– А ведь она, шельма, сейчас премиленькая, – решил Димитрий Васильевич, – он же по общему товарищескому приговору беспутный Димушка, – поглаживая черные молодые усики и с удовольствием охватывая взглядом миниатюрную стройную фигурку, и бело-розовое горящее румянцем юное личико, действительно, похорошевшее на морозе в разгаре спорта, и сверкающие как голубые звезды глаза.
Заговорили о книгах, о беллетристике, о Пушкине. Дима был удивлен несказанно, что скромная дочь ссыльного начальника полустанка, имела понятие и о Полтаве, и о Евгении Онегине, и о Гоголе с его Майской ночью, с его Мертвыми душами.
Бежали теперь оба, запыхавшиеся, румяные возбужденные, чуть вскрикивая каждый раз, что быстро слетали лыжи по скату сугроба.
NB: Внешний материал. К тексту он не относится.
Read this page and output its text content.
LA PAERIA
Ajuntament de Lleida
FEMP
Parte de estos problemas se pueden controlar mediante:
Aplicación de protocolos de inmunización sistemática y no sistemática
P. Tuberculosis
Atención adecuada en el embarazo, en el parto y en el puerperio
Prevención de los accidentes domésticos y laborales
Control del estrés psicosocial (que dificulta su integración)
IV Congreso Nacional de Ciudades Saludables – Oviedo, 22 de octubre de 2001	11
На одном месте не удержались и, не размыкая рук (все время держались за руки), оба полетели в снег, хохоча как безумные.
Случилось так, что захолодевшая щечка Нины попала под горячие губы студента, и знойно обжег ее неожиданный быстрый поцелуй. А за ним другой, третий, четвертый.
Тяжело и неровно дыша, Нина поднялась с колен, страстно – взволнованная, испуганная и обрадованная.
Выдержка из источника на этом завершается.